"Native-Hadoop" Library Load Issues with Spark - Stefaan Lippens inserts content here

While setting up a new cluster with Hadoop (3.1.1) and Spark (2.4.0), I encountered these warnings when running spark:

19/02/05 13:06:43 WARN NativeCodeLoader: Unable to load native-hadoop library for your platform... using builtin-java classes where applicable

To debug this issue, I used a useful trick explained on stackoverflow.
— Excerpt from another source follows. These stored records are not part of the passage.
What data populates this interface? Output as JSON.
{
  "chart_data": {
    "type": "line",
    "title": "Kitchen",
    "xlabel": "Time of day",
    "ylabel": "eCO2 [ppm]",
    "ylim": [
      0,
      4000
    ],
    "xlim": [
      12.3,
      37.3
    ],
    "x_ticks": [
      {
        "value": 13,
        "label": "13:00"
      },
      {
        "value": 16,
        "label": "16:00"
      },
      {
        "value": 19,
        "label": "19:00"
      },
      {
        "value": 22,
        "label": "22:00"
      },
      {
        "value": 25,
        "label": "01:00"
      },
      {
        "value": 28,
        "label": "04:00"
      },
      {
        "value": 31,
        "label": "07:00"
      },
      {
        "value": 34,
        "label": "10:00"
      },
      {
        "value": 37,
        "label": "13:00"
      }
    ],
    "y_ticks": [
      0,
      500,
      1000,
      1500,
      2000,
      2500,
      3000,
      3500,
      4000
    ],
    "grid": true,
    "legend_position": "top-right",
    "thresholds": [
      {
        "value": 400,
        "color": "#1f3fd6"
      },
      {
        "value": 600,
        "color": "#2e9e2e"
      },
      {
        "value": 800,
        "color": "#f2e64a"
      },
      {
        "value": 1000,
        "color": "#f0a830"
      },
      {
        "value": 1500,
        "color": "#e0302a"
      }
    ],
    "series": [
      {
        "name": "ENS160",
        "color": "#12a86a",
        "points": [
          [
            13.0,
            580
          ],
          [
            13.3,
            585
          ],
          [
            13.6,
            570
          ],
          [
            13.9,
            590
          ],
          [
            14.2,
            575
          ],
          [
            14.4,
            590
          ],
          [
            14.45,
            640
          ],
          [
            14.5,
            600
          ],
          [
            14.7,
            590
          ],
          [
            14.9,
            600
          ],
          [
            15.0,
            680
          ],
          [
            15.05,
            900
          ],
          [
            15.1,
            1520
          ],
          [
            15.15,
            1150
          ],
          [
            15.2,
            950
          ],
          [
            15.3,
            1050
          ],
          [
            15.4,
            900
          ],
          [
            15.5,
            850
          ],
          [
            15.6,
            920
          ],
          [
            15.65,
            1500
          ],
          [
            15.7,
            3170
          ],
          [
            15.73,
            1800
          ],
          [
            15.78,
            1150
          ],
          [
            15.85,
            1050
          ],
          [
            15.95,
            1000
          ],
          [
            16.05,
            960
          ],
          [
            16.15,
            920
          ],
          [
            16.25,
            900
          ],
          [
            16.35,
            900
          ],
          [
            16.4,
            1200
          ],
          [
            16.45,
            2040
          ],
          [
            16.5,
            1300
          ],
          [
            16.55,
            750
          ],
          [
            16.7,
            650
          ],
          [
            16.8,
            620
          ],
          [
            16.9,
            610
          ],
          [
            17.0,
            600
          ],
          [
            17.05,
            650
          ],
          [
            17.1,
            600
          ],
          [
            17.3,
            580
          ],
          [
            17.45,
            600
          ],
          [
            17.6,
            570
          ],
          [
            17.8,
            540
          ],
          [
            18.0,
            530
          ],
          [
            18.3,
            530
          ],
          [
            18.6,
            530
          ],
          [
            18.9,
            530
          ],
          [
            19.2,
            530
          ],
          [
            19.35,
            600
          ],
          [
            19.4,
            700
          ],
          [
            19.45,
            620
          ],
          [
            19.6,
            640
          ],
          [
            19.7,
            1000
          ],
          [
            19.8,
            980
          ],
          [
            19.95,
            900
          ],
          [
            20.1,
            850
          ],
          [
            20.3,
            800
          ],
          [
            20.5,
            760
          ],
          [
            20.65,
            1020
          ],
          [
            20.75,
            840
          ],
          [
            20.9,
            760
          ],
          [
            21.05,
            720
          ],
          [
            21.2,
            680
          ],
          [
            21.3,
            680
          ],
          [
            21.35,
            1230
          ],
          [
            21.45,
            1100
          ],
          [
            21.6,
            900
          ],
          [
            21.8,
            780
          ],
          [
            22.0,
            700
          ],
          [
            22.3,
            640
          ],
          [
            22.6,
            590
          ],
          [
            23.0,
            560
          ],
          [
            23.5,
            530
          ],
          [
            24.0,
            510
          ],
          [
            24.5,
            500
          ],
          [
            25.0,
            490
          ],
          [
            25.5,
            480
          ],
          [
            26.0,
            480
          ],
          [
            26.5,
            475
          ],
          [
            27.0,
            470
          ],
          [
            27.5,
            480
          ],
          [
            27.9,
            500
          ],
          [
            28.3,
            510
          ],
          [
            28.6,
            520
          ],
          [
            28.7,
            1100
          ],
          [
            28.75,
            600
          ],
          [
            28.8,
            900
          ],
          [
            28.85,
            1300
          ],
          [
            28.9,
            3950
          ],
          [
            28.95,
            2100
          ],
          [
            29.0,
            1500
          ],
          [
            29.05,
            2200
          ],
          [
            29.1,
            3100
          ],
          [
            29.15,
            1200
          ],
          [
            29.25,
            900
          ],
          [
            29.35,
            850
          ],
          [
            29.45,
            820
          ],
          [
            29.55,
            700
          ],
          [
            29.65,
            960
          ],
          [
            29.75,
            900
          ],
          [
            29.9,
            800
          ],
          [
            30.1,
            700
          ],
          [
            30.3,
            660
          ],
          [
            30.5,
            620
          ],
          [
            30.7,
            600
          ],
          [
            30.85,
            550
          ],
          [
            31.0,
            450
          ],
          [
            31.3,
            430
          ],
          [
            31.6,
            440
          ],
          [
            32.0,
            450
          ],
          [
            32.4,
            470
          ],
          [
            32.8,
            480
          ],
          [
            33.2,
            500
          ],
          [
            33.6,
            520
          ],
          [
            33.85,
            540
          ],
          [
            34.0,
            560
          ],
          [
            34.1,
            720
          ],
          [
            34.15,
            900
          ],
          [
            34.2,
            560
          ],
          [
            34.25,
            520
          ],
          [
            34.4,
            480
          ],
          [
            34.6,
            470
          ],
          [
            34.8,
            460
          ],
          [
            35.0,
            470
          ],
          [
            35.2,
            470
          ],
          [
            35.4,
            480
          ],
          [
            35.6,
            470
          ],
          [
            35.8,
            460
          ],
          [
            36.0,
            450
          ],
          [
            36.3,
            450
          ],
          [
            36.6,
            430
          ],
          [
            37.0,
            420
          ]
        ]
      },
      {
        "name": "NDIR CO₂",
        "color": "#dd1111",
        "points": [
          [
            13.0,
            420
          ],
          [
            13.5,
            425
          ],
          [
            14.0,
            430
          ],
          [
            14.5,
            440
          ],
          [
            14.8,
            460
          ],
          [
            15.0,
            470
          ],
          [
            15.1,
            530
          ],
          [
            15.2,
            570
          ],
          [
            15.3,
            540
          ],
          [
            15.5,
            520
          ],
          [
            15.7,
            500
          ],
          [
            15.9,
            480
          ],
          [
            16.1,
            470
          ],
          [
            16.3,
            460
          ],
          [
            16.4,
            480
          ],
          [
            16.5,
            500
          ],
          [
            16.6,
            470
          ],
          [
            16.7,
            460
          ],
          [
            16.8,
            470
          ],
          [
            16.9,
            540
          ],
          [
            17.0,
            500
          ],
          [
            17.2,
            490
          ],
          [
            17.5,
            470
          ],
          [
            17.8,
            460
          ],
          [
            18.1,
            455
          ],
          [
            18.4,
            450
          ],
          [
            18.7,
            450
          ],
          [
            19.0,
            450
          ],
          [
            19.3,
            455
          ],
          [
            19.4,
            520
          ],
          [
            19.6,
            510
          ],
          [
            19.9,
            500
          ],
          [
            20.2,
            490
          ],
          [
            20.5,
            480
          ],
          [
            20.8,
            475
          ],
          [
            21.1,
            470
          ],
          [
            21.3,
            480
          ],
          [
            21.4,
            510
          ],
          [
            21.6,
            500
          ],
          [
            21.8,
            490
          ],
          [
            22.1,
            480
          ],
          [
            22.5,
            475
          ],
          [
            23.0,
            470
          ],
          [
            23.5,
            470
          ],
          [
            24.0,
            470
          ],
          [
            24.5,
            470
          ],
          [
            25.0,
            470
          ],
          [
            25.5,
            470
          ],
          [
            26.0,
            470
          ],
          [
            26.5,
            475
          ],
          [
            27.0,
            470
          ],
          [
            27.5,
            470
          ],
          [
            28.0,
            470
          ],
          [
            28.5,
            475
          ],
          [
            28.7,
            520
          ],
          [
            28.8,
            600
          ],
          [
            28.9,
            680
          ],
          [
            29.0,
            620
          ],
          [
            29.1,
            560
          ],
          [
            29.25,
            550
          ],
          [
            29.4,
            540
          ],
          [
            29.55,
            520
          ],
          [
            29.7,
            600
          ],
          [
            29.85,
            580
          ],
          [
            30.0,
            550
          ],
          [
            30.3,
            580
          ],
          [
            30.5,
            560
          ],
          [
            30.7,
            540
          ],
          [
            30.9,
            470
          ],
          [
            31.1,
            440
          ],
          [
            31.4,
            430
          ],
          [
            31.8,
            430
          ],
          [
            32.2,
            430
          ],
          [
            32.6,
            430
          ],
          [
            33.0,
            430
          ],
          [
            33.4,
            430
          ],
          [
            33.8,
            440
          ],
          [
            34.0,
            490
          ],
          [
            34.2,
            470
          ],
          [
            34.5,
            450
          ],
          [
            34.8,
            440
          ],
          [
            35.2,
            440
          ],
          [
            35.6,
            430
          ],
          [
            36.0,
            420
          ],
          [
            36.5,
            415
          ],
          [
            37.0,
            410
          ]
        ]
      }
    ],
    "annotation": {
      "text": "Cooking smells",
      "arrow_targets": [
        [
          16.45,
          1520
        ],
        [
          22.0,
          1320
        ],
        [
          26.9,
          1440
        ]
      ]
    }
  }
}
Instead of tweaking the Hadoop logging config (usually /etc/hadoop/conf/log4j.properties) I (temporarily) added this line to the Spark logging config (usually /etc/spark/conf/log4j.properties):

log4j.logger.org.apache.hadoop.util.NativeCodeLoader=DEBUG

And then I got bit more info about the warning:

19/02/05 13:20:52 DEBUG NativeCodeLoader: Trying to load the custom-built native-hadoop library...
19/02/05 13:20:52 DEBUG NativeCodeLoader: Failed to load native-hadoop with error: java.lang.UnsatisfiedLinkError: no hadoop in java.library.path
19/02/05 13:20:52 DEBUG NativeCodeLoader: java.library.path=:/usr/java/packages/lib/amd64:/usr/lib/x86_64-linux-gnu/jni:/lib/x86_64-linux-gnu:/usr/lib/x86_64-linux-gnu:/usr/lib/jni:/lib:/usr/lib
19/02/05 13:20:52 WARN NativeCodeLoader: Unable to load native-hadoop library for your platform... using builtin-java classes where applicable

The "native-hadoop" library files are at /opt/hadoop/lib/native/ in my case, but that's not part of Spark's java.library.path. Apparently (see SPARK-1720, MAPREDUCE-4072) it should be enough to define an appropriate LD_LIBRARY_PATH environment variable (instead of java.library.path hacking).

So I added

export LD_LIBRARY_PATH=$LD_LIBRARY_PATH:$HADOOP_HOME/lib/native

to /etc/spark/conf/spark-env.sh and the NativeCodeLoader warning went away.